The science in the document doesn't hold up. NASA climatologist Gavin Schmidt wrote on RealClimate (and Hiskes reposted to Grist, as I'm reposting here):

...what solid peer reviewed science do they cite for support? A heavily-criticised blog posting showing that there are bi-decadal periods in climate data and that this proves it was the sun wot done it.

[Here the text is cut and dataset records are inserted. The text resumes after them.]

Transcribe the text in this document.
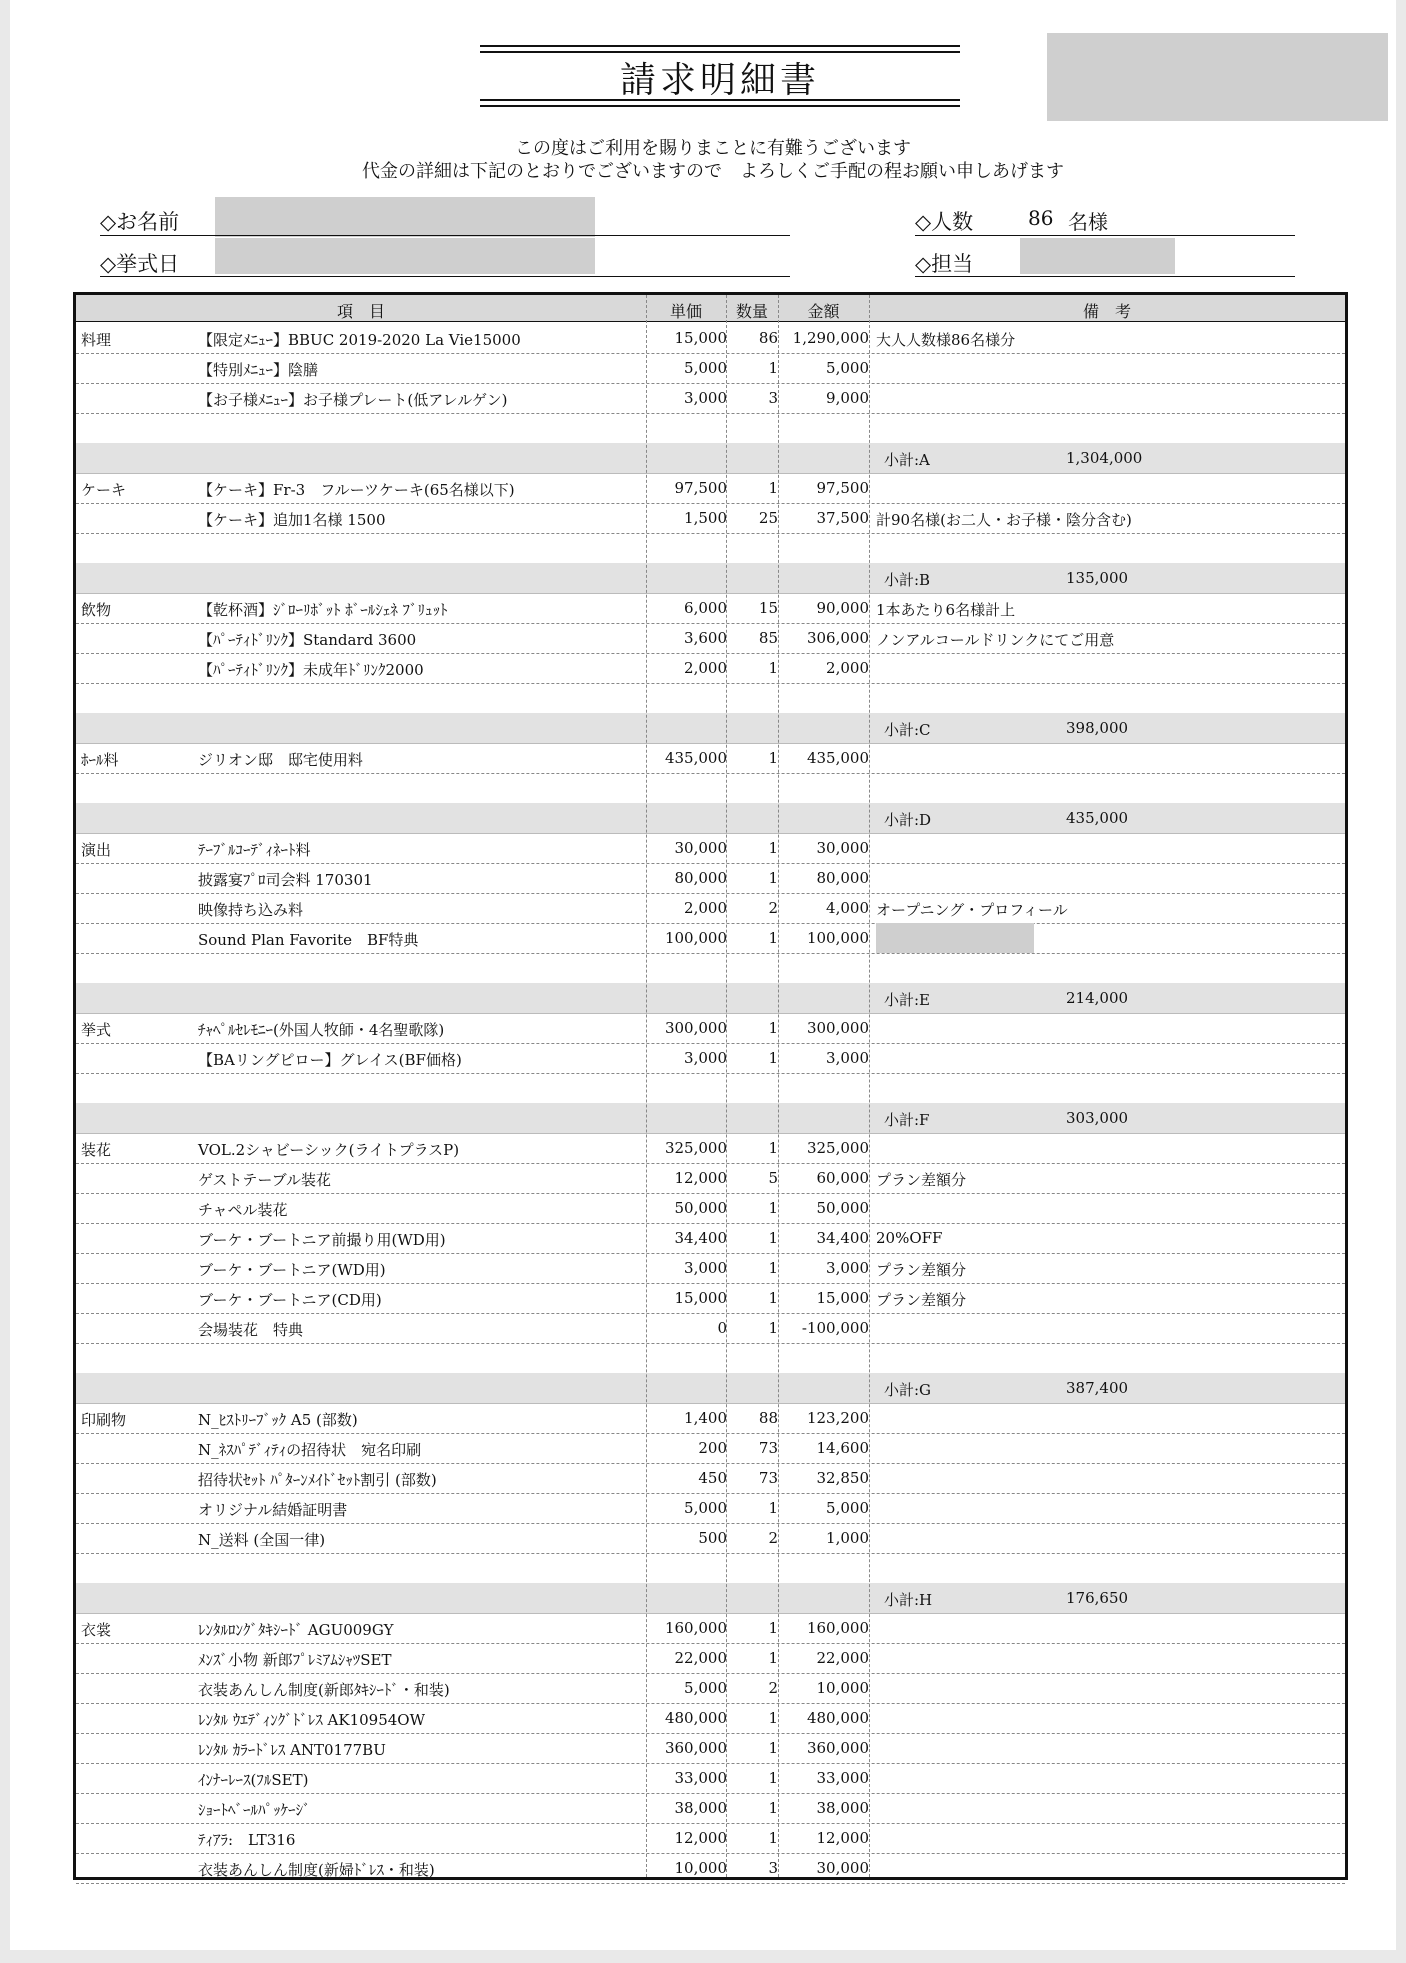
請求明細書
この度はご利用を賜りまことに有難うございます
代金の詳細は下記のとおりでございますので　よろしくご手配の程お願い申しあげます
◇お名前
◇挙式日
◇人数	86 名様
◇担当
項　目	単価	数量	金額	備　考
料理	【限定ﾒﾆｭｰ】BBUC 2019-2020 La Vie15000	15,000 86 1,290,000 大人人数様86名様分
【特別ﾒﾆｭｰ】陰膳	5,000	1	5,000
【お子様ﾒﾆｭｰ】お子様プレート(低アレルゲン)	3,000	3	9,000
小計:A	1,304,000
ケーキ	【ケーキ】Fr-3　フルーツケーキ(65名様以下)	97,500	1	97,500
【ケーキ】追加1名様 1500	1,500 25	37,500 計90名様(お二人・お子様・陰分含む)
小計:B	135,000
飲物	【乾杯酒】ｼﾞﾛｰﾘﾎﾞｯﾄ ﾎﾞｰﾙｼｪﾈ ﾌﾞﾘｭｯﾄ	6,000 15	90,000 1本あたり6名様計上
【ﾊﾟｰﾃｨﾄﾞﾘﾝｸ】Standard 3600	3,600 85 306,000 ノンアルコールドリンクにてご用意
【ﾊﾟｰﾃｨﾄﾞﾘﾝｸ】未成年ﾄﾞﾘﾝｸ2000	2,000	1	2,000
小計:C	398,000
ﾎｰﾙ料	ジリオン邸　邸宅使用料	435,000	1 435,000
小計:D	435,000
演出	ﾃｰﾌﾞﾙｺｰﾃﾞｨﾈｰﾄ料	30,000	1	30,000
披露宴ﾌﾟﾛ司会料 170301	80,000	1	80,000
映像持ち込み料	2,000	2	4,000 オープニング・プロフィール
Sound Plan Favorite　BF特典	100,000	1 100,000
小計:E	214,000
挙式	ﾁｬﾍﾟﾙｾﾚﾓﾆｰ(外国人牧師・4名聖歌隊)	300,000	1 300,000
【BAリングピロー】グレイス(BF価格)	3,000	1	3,000
小計:F	303,000
装花	VOL.2シャビーシック(ライトプラスP)	325,000	1 325,000
ゲストテーブル装花	12,000	5	60,000 プラン差額分
チャペル装花	50,000	1	50,000
ブーケ・ブートニア前撮り用(WD用)	34,400	1	34,400 20%OFF
ブーケ・ブートニア(WD用)	3,000	1	3,000 プラン差額分
ブーケ・ブートニア(CD用)	15,000	1	15,000 プラン差額分
会場装花　特典	0	1 -100,000
小計:G	387,400
印刷物	N_ﾋｽﾄﾘｰﾌﾞｯｸ A5 (部数)	1,400 88 123,200
N_ﾈｽﾊﾟﾃﾞｨﾃｨの招待状　宛名印刷	200 73	14,600
招待状ｾｯﾄ ﾊﾟﾀｰﾝﾒｲﾄﾞｾｯﾄ割引 (部数)	450 73	32,850
オリジナル結婚証明書	5,000	1	5,000
N_送料 (全国一律)	500	2	1,000
小計:H	176,650
衣裳	ﾚﾝﾀﾙﾛﾝｸﾞﾀｷｼｰﾄﾞ AGU009GY	160,000	1 160,000
ﾒﾝｽﾞ小物 新郎ﾌﾟﾚﾐｱﾑｼｬﾂSET	22,000	1	22,000
衣装あんしん制度(新郎ﾀｷｼｰﾄﾞ・和装)	5,000	2	10,000
ﾚﾝﾀﾙ ｳｴﾃﾞｨﾝｸﾞﾄﾞﾚｽ AK10954OW	480,000	1 480,000
ﾚﾝﾀﾙ ｶﾗｰﾄﾞﾚｽ ANT0177BU	360,000	1 360,000
ｲﾝﾅｰﾚｰｽ(ﾌﾙSET)	33,000	1	33,000
ｼｮｰﾄﾍﾞｰﾙﾊﾟｯｹｰｼﾞ	38,000	1	38,000
ﾃｨｱﾗ:　LT316	12,000	1	12,000
衣装あんしん制度(新婦ﾄﾞﾚｽ・和装)	10,000	3	30,000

The work of an award-winning astrologer (one Theodor Landscheidt, who also thought that the rise of Hitler and Stalin were due to cosmic cycles), a classic Courtillot paper we've discussed before, the aforementioned FoS web page, another web page run by Doug Hoyt, a paper by Garth Paltridge reporting on artifacts in the NCEP reanalysis of water vapour that are in contradiction to every other reanalysis, direct observations and satellite data, a complete reprint of another un-peer reviewed paper by William Gray, a nonsense paper by Miskolczi etc. etc.

I'm not quite sure how this is supposed to compete with the four rounds of international scientific and governmental review of the IPCC or the rounds of review of the CCSP reports ...

...Finally, they end up with the oddest claim in the submission: That because human welfare has increased over the twentieth century at a time when CO2 was increasing, this somehow implies that no amount of CO2 increases can ever cause a danger to human society. This is just boneheadly stupid.

So in summary, what we have is a ragbag collection of un-peer reviewed web pages, an unhealthy dose of sunstroke, a dash of astrology and more cherries than you can poke a cocktail stick at. Seriously, if that's the best they can do, the EPA's ruling is on pretty safe ground.

There are many really substantive critiques to make of the House clean energy and climate legislation, and whatever version the Senate will eventually take up. These policies warrant serious discussion and consideration in Congress.

Instead, Sen. Barrasso is falling down on the job. He is using falsehoods to try and block much-needed debates of and advancements on energy and climate policy, instead of engaging on the real issues. It's a mystery why his constituents don't demand better.